There have been a lot of critics in the newsroom, a lot of critics outside. The mayor called me right before this was about to run and said, “You’ve got to stop this. I hate it.” And I said, “How could you hate it? You haven’t read it yet.” And he said, “I don’t hate the story yet. I hate the name.”

This was the first time I ever got a call from anybody in authority seeking to change the name of a story. He had seen the logo promoting the next day’s story and, at the time, he hated the idea that Philadelphia had to be rethought.

Over the course of time, he’s become something of a believer in “Rethinking” content. So have the people in town. So have the people in the newsroom.


* * * * * * *

There’s a woman who covers wine for The Inquirer. And Joe Sixpack covers beer for The Daily News.

Anyway, Joe (his real name is Don Russell) was at Veterans Stadium, which is city-owned, and bought a glass of beer. He expected it to be warm. He expected it to be bad. And his experience as a beer drinker told him that this was not the advertised 18 ounces of beer. In fact, it was 16 ounces of beer for, I think, $4.75.

So Joe goes on a tear with a lot of civic involvement. He had a lot of fans who really got invested in this story. There was a City Council investigation. Underneath all of this there was a very smelly 15-year vending contract…In the end, this year the concessionaire dropped the beer prices and is now serving the full 18 ounces of beer. So it was a great victory.

The meaning here for me is that because of things like that, because we’re willing to get very emotionally involved about topics that the readers really care about, we found that there’s a bit of a quid pro quo here. That they are willing to get very seriously involved with some of the more serious topics we’re dealing with in “Rethinking Philadelphia.”


* * * * * * *

So much of what we view as civic journalism is intelligent, elegantly packaged – and utterly bloodless. Like the rest of the newspaper or the news report that surrounds it, there is no life to the work and even less humor.

We talk about civic engagement as if we really don’t know what engagement means. If you say engagement to a journalist they think, Monitor vs. Merrimack or Battle of Bull Run. If you say engagement to me, or at least to the civilian in me, what I think about is (my wife) Debbie and I walking down the Mall in Washington in the springtime, arm in arm, a relationship with its share of passion, or more than its share of passion. That’s engagement to me.

The straight-away journalist within each of us wants to pursue civic engagement as if it’s an intellectual exercise – not a relationship. An engagement is an emotional state, whether you’re talking about romance or really whether you’re talking about citizen action. That’s really why I dragged Beergate into the conversation.
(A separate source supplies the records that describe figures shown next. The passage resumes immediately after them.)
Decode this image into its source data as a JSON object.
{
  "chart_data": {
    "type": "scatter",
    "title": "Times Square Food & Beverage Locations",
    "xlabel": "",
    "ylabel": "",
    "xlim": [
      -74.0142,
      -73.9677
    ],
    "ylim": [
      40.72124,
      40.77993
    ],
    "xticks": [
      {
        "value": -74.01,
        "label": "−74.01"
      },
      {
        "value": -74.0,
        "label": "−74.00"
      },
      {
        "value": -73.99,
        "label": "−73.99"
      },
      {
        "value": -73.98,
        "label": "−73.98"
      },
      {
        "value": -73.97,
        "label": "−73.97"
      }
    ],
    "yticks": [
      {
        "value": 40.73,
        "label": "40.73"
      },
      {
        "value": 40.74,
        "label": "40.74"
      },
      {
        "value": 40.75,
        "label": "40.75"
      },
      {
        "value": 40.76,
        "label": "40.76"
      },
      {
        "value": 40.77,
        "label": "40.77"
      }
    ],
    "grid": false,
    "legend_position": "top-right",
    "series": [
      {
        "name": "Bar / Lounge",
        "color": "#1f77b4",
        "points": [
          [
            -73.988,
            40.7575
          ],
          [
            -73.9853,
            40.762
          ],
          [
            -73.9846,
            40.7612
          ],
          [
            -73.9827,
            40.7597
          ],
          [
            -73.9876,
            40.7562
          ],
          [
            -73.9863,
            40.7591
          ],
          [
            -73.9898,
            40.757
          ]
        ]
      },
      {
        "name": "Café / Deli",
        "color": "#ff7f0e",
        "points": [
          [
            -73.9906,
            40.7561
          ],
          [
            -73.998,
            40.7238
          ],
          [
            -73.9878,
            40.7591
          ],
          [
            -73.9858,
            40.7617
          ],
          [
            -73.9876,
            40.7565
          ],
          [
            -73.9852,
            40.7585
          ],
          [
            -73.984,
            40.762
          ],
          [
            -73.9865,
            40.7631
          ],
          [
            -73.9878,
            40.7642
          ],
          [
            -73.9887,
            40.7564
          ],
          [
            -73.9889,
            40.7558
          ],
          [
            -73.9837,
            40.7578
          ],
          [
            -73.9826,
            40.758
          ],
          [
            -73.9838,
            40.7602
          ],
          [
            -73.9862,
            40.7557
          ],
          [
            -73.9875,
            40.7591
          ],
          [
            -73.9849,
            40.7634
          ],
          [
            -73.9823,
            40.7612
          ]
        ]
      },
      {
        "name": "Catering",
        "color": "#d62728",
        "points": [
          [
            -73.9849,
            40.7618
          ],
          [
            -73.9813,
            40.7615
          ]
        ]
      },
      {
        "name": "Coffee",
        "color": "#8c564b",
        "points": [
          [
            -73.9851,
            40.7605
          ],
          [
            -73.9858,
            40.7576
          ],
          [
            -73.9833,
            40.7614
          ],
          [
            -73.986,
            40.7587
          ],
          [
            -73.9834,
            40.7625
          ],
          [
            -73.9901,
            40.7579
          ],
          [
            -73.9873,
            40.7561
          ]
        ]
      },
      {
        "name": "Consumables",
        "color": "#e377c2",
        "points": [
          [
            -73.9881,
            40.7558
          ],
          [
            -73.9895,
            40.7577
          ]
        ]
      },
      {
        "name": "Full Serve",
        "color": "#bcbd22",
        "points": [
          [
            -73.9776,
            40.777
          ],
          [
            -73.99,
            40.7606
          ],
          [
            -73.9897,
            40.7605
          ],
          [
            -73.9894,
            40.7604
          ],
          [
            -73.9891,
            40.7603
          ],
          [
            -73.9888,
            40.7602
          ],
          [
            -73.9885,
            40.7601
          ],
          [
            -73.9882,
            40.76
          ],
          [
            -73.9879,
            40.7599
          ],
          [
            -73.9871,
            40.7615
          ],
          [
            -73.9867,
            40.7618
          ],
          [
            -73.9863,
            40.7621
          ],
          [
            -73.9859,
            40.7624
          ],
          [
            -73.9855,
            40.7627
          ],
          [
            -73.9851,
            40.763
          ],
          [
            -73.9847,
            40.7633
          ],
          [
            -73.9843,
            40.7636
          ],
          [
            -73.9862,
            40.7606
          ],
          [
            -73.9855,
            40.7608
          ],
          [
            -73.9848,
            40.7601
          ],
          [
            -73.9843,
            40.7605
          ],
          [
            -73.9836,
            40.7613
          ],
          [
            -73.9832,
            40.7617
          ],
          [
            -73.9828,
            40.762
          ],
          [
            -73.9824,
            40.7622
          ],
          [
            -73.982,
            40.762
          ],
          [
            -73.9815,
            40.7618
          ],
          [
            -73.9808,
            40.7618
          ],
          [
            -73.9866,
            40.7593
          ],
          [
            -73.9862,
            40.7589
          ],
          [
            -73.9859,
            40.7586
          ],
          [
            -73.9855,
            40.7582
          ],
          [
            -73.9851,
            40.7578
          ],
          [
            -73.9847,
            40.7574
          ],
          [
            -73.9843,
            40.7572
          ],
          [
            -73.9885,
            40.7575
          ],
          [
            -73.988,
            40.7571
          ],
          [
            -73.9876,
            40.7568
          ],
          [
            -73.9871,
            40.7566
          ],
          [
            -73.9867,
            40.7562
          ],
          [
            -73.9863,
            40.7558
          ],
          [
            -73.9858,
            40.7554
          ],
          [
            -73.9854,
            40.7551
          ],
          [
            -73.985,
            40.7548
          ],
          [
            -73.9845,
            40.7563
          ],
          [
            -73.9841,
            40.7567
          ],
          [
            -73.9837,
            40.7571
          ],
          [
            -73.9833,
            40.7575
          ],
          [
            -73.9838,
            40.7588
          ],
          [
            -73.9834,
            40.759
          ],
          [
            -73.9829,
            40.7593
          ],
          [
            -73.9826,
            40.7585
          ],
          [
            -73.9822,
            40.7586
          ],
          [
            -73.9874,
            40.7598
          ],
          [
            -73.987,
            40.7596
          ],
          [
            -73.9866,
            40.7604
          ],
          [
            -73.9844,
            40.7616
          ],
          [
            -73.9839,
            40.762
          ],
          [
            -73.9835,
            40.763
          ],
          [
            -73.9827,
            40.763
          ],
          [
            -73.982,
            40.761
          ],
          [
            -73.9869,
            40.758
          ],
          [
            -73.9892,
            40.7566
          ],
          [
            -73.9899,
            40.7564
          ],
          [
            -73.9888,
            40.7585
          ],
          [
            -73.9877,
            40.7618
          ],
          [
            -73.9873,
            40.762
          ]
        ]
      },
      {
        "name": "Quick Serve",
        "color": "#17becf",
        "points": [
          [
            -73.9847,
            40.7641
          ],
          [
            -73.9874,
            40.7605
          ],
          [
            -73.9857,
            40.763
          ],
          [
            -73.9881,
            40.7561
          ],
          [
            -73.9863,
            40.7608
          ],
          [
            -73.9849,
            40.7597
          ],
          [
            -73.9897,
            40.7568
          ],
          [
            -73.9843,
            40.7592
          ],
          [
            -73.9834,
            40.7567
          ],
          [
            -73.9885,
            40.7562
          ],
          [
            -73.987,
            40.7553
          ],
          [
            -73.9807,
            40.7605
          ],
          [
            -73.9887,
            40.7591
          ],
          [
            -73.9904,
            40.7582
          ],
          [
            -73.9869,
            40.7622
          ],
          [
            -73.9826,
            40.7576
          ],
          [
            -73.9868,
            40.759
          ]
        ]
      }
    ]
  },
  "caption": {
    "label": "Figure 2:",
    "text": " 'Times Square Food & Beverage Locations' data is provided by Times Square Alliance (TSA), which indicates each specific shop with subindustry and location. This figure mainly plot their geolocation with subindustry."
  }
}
Daily, what we’re trying to do is connect emotionally with the readers…What we’re striving for is a chain reaction. When The Daily News goes to the wall on an issue the readers really understand and care about, say beer or the stolen van of a crippled child, we win a little piece of their hearts for the larger battles. If we invest more feeling in our work, and not just in the work we consider to be momentous, the citizenry might just take our serious work more seriously and perhaps move a little bit closer to action.


* * * * * * *

We can look at the cream of civic journalism, the Batten Award-winning work and feel good about the way civic journalism is evolving. But I’m worried about us overstating the successes. And I remain concerned that the criticism the movement has faced in its early years will make it safe and the safety will make it hollow.

So what do I wish for civic journalism? First, that it be practiced as much with the heart as with the head. That’s a very difficult thing for us as journalists…

Second, I wish that we understand we cannot be austere and unconnected on one hand and somehow promote connectedness on the other.

Third, that we quit seeing civic journalism as something that can be contained in a project. It’s a daily obligation. These awards might be quite appropriate now, but five years out or 10 years out, I hope you can give it to a newspaper for its work for the year, not for a project.

And fourth, I wish that those news organizations with a conscience actually behave like we have one.